Recently the summer Daylight Saving Time ends. Time delays an hour, and people may feel they suddenly gain an hour. Through the huge technological network-- the clocks on the computer desktops or the clocks shown on mobile phones linked to Cingular/ T-Mobile or whatever wireless cell phone services, the time synchronized, and people aware of and admit soon after this time change. It relates to the time back to November 18, 1883 when the standard time zones applied. It was the fast or even synchronizing essence based on the transmission by telegraph that people need to come up with the new consciousness of time by constructing a standard time zone in order to keep up with the changes telegraphic revolution brought about. Time in this way is mechanically rationalized by arithmetic measures and artificial factors, while people would not be that precise if the rapid transmission of information was not possible.

Tiffany to Annie

I too was thinking about the time change and the minor collisions it caused at my place where I work on Sunday as I read this. Standardization despite our general preoccupation with talking about local control these days does have its place. I appreciated the rigor with which the topic of time was addressed. And was so glad to know why the silly ball drops at New Year's!

Marion Duignan

Akio Iida

I found the idea of the telegraph separating communication and transportation to be very interesting. In some way, I did not actually think that communication and transportation to be interchangeable in the past. However, with the introduction of the telegraph, efficiency of delivering a message was accomplished where delivering a message through transportation could not compete. As a result, through the improvement in the transmission of messages, decisions or the movement of society itself, I believe, would increase. Because there is no time wasted in the physical delivery of a message, the time in which to make decisions or have a certain action were significantly decreased.

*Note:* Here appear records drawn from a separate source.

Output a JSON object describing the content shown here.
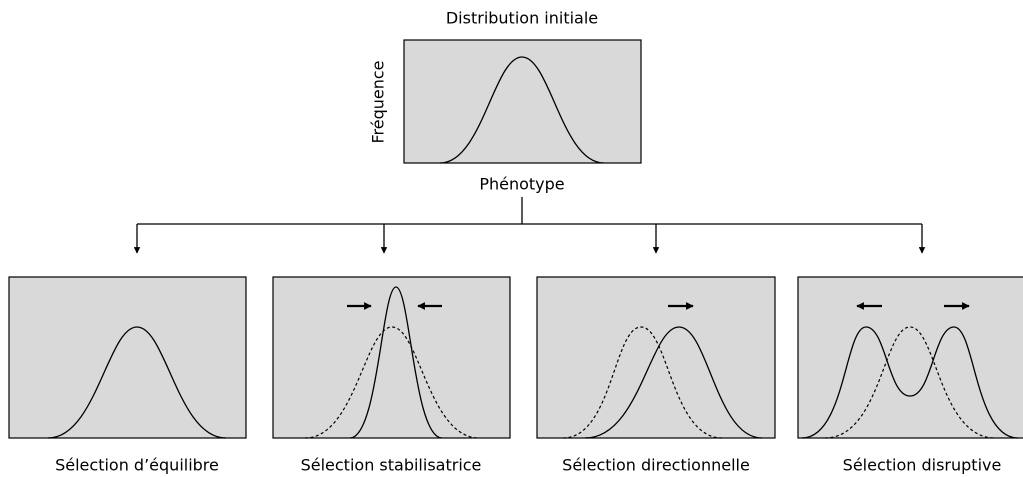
{
  "title": "Distribution initiale",
  "y_label": "Fréquence",
  "x_label": "Phénotype",
  "panels": [
    {
      "label": "Sélection d’équilibre"
    },
    {
      "label": "Sélection stabilisatrice"
    },
    {
      "label": "Sélection directionnelle"
    },
    {
      "label": "Sélection disruptive"
    }
  ]
}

I am wondering about the first paragraph of the excerpt where he states,

In that instant one may realize that each of these improvements in transportation and communication merely worked a modification on what preceded it.

He goes on further to say that the "telegraph twisted and altered but did not displace the patterns of connection formed by natural geography." I feel that through the invention of the telgraph, natural geography no longer acted as an obstacle that hinders the efficiency in which messages can be delievered. What effect did natural geography still have on the telegraph?

Tiffany

In a wonderful turn of events, I find myself just shaking my head and nodding as I read Carey. I think, yes, this is plausible, and, yes, it makes sense to look at the telegraph in these ways. I appreciate that we have a balanced perspective here that looks at a broad historical context for looking at technological development. When he reminds us of the common experience of driving on the interstate and being reminded "that the highway is paralleled by a river, a canal, a railroad track, or telegraph and telephone wires," the plethora of historical referents all come to mind simultaneosly and I begin to be able to map on a context for the history of communication.

Valerio Borgianelli Spina

Rachel Eisenberg

Aitak Ajangzad

The oral communication, advent of alphabets, advent of printing, and now the advent of telegraph, all different means that gradually developed and stretched the expanse of human communication, affecting and altering their culture, economy and religion. The most distinguishing change that telegraph brought along was the separation of communication from transportation. By then communication could take place faster than transportation. The whole new pace and breadth of communication gave it a new image and a different way in which communication was thought about which eventually set the ground for all the future social alterations.